Genotype sorting of C. affinis showed that the 20N:1P and 30N:1P nutrient regimes were dominated by genotype B82, while the 10N:1P regime was dominated by genotype B57. It is well known that higher V found in diatoms are advantageous under high nutrient environments in relation to fundamental relationships such as cell surface to cell volume scaling and enzyme kinetics [50]. Trait measurements revealed that genotype B82 had a slightly higher V than B57, indicating that a higher V could be beneficial at higher nitrate concentrations. However, differences in Vmax between these C. affinis genotypes were small, and thus not sufficient to explain the genotype sorting. Additional trait measurements of V for phosphate and silicate could have provided useful information, especially as they might also have been limiting. This applies particularly to potential phosphate limitation in the 30N:1P regime and silicate for C. affinis across treatments (Figure S4), potentially restricting the explanatory power of V for nitrate. Cell size trait measurements do not explain genotype sorting at the different nutrient regimes, which could be caused by the absence of a correlation with V among the genotypes. V typically scales with phytoplankton cell size [64,82]; however, we found this relationship only between species. Similar patterns have been found for trade-offs between species that did not operate within species [39,83,84]. Moreover, the limited potential of trait measurements to explain genotype sorting is likely caused by the difference between the fundamental niche in absence of genotype and species competition and the realized ecological niche expressed under competition [85]. A quantitative study on the more than 60 year old concept supported the hypothesis that the fundamental niche is larger than the realized niche, and thereby underlines the importance of biotic interactions for species survival [86]. As genotypes show trait variability as well, this concept should also apply on the intraspecific level, and therefore lead to differences between fundamental and realized niches, restricting the explanatory power of individual trait measurements.
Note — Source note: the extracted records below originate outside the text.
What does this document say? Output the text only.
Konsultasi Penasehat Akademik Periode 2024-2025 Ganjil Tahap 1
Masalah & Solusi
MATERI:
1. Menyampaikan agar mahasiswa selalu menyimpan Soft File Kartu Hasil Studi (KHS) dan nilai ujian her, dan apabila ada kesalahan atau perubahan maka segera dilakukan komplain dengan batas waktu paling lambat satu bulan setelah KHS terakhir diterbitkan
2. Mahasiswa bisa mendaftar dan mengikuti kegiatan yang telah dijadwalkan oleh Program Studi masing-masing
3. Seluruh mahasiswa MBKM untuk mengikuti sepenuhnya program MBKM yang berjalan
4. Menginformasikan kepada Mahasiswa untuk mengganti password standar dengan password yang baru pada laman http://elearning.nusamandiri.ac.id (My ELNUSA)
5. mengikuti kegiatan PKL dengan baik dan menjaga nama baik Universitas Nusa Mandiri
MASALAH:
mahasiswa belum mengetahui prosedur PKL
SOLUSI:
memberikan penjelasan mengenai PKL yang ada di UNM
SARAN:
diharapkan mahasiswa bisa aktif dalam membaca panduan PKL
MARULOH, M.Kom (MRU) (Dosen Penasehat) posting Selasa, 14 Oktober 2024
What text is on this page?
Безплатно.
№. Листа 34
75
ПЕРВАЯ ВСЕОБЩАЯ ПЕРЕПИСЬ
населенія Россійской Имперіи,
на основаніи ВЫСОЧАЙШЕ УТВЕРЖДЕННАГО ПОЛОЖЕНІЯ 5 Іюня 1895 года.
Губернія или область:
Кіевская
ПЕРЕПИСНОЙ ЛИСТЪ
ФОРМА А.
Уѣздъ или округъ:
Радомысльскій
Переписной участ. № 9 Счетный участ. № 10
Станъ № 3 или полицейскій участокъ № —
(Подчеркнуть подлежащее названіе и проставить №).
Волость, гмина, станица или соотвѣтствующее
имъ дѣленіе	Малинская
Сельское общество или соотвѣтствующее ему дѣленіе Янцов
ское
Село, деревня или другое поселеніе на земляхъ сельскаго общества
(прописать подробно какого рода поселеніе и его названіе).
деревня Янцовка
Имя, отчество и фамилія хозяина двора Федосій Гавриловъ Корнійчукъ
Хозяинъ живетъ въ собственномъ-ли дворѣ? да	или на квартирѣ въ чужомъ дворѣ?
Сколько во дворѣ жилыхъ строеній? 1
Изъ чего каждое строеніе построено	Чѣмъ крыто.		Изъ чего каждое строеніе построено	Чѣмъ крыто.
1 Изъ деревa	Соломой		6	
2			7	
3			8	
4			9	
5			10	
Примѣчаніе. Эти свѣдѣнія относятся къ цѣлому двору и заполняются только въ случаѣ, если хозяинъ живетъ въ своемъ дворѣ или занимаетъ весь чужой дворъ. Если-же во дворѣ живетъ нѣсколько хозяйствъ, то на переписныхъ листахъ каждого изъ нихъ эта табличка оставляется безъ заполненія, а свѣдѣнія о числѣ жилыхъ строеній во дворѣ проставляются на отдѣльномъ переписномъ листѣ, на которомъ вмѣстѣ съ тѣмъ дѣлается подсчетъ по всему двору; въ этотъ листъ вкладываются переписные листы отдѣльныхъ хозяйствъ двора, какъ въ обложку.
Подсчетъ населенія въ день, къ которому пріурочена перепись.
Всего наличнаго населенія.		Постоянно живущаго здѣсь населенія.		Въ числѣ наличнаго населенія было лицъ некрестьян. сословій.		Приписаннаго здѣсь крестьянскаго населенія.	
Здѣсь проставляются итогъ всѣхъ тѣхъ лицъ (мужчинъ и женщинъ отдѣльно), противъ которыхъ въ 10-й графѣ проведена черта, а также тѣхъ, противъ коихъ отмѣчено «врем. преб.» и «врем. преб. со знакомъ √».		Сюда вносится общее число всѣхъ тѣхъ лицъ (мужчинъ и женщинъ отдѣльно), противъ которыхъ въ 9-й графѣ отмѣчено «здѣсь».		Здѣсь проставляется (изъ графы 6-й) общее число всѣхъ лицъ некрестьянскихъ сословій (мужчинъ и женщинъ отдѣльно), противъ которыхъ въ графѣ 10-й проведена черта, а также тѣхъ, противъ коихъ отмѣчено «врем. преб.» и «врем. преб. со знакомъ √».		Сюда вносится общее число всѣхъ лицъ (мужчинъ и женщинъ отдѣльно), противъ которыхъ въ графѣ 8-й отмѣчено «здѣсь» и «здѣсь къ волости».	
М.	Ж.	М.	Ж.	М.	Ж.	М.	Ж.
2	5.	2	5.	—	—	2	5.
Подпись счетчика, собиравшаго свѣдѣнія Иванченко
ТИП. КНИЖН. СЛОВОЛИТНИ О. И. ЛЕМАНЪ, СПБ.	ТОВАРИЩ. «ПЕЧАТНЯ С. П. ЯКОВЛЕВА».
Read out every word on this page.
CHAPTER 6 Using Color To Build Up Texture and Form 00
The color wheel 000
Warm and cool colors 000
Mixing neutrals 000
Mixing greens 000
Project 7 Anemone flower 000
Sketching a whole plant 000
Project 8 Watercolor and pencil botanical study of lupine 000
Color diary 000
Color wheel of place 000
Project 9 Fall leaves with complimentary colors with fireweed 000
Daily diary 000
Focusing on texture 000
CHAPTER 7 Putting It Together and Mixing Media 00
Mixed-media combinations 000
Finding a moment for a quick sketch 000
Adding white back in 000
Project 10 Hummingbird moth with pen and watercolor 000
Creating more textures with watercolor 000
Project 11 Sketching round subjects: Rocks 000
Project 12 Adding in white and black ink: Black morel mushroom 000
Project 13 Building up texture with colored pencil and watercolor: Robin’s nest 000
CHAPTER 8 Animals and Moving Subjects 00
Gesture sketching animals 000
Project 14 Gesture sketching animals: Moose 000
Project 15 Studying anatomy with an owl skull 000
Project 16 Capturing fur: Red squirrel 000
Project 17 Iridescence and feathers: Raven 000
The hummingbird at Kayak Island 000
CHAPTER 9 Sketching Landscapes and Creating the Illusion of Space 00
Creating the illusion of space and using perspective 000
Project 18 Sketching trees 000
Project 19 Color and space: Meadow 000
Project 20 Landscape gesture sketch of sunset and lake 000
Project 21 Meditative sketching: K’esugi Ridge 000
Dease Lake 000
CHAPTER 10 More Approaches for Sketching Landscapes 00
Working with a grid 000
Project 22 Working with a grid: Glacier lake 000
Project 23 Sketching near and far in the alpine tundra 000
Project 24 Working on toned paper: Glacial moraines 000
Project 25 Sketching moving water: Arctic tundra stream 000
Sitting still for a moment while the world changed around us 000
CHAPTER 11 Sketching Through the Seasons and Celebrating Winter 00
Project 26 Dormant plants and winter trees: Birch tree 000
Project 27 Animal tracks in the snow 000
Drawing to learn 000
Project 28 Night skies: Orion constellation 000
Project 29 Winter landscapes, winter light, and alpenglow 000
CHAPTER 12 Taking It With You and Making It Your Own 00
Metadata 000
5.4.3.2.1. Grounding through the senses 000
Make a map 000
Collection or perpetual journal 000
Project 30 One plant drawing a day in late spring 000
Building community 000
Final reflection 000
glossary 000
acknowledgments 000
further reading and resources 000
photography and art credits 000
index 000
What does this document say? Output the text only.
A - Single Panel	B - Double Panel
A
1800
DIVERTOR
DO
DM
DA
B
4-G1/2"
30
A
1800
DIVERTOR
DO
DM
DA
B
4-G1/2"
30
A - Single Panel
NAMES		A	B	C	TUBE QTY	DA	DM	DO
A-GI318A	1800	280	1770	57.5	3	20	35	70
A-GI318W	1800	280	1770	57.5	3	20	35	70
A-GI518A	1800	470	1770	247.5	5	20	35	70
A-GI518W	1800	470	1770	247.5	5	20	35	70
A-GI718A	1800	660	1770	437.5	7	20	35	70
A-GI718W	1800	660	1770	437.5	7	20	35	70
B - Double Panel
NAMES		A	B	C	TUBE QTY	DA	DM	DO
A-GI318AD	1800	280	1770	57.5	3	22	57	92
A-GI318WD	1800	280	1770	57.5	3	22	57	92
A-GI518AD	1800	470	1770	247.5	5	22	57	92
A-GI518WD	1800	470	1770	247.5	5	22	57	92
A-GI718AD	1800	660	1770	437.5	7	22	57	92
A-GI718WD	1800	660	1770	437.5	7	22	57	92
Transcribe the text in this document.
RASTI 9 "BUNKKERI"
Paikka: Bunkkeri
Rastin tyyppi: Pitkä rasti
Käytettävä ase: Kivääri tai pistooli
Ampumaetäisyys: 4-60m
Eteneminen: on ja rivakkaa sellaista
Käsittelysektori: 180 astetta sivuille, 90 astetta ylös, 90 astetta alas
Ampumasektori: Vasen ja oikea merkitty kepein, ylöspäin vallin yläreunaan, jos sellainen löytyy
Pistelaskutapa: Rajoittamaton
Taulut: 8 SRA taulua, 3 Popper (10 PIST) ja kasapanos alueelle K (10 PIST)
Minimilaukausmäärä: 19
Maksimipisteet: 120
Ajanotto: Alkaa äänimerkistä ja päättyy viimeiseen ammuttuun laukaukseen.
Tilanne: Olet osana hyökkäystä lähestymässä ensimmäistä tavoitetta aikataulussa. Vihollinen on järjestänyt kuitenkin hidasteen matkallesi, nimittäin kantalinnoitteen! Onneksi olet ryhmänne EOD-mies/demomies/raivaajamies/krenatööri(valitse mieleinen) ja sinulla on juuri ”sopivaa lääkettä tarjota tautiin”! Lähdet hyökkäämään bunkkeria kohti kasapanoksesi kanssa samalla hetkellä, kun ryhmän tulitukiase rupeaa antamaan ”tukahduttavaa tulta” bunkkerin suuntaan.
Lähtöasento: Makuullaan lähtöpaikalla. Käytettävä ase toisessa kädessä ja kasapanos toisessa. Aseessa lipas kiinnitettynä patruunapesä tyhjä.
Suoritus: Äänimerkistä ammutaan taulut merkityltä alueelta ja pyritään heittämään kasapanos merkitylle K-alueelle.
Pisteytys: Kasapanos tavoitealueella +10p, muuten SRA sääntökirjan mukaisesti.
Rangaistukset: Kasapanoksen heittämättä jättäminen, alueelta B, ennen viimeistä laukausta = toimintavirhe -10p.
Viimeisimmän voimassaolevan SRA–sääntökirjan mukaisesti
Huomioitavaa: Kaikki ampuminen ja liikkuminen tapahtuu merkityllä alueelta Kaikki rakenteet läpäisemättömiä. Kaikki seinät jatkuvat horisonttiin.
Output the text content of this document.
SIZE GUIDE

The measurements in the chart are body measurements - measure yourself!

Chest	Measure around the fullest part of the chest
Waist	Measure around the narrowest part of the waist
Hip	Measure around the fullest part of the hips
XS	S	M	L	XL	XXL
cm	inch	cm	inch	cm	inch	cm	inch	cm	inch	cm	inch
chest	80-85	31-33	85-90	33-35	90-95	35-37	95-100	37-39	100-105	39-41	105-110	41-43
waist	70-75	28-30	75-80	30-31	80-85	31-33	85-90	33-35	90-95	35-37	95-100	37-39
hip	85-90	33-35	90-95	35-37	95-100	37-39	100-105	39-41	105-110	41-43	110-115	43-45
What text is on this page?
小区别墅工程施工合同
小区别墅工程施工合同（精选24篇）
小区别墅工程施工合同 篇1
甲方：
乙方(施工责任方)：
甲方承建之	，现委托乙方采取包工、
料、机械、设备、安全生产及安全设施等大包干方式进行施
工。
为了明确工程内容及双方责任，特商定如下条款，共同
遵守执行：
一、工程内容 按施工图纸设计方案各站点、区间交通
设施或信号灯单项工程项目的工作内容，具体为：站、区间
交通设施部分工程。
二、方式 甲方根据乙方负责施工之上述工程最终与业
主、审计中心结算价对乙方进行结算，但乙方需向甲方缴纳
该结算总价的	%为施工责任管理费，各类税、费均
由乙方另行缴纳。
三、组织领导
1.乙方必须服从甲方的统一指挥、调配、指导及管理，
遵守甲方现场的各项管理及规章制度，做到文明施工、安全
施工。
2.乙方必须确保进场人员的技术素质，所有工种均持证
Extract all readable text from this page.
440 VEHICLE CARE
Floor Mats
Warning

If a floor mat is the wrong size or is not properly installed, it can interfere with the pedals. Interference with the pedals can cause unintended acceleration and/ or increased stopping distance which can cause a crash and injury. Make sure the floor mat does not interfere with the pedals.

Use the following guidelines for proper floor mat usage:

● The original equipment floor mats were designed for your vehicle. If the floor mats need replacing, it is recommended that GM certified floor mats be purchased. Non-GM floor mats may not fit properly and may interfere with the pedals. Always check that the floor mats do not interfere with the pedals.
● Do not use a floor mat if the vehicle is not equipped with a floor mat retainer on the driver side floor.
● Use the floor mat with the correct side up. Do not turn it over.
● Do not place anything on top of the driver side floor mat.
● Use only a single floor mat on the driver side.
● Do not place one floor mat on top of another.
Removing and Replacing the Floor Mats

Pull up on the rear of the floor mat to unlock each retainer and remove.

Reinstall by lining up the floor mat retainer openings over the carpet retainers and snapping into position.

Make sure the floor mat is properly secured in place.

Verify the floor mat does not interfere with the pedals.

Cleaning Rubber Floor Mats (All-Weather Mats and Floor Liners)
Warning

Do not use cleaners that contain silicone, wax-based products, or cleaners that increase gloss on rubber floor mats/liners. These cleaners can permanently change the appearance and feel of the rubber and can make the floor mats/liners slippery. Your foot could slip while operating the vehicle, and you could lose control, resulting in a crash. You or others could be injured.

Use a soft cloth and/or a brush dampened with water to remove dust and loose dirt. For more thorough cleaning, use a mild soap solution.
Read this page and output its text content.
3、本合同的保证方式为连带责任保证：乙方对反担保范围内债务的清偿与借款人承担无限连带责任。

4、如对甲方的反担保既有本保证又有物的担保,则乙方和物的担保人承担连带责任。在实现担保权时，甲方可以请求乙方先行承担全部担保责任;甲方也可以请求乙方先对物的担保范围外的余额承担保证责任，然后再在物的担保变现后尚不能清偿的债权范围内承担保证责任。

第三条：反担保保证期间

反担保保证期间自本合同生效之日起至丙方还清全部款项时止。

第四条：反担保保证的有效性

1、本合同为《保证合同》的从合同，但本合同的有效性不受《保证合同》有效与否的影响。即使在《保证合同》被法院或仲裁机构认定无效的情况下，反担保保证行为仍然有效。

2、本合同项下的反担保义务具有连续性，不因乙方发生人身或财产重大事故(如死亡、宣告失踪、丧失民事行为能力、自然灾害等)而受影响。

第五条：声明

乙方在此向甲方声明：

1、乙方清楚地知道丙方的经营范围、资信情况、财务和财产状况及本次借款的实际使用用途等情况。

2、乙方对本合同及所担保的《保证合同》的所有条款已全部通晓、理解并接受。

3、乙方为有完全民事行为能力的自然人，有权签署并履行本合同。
4.2. Implications for Phytoplankton in Future Oceans

Understanding the mechanisms by which genotypes coexist is an important step in grasping how biodiversity is maintained in nature. It provides realistic detail about the capability of communities to respond to new environments, a process especially important in times of global change. Our findings show that maintenance of intraspecific diversity is context-dependent, suggesting that the potential for species and communities to cope with altered conditions could be better understood, if it was studied in more natural settings including fluctuations and competition. In particular, the presence of a competitor showed pronounced direct effects on intraspecific diversity, in addition to the indirect modulation effects of other drivers. The competition effects were species-specific and depended on species composition, underlining the importance of assessing evolutionary change in response to new environmental conditions in an ecological context. Disentangling and understanding evolutionary change, and thus genotype sorting, in phytoplankton communities will help in assessing the potential for phytoplankton to cope with climate change, and ultimately improve predictions about their future. These predictions are essential, as shifts in phytoplankton can have cascading effects on ecosystems, which can eventually affect their services provided to humans [87].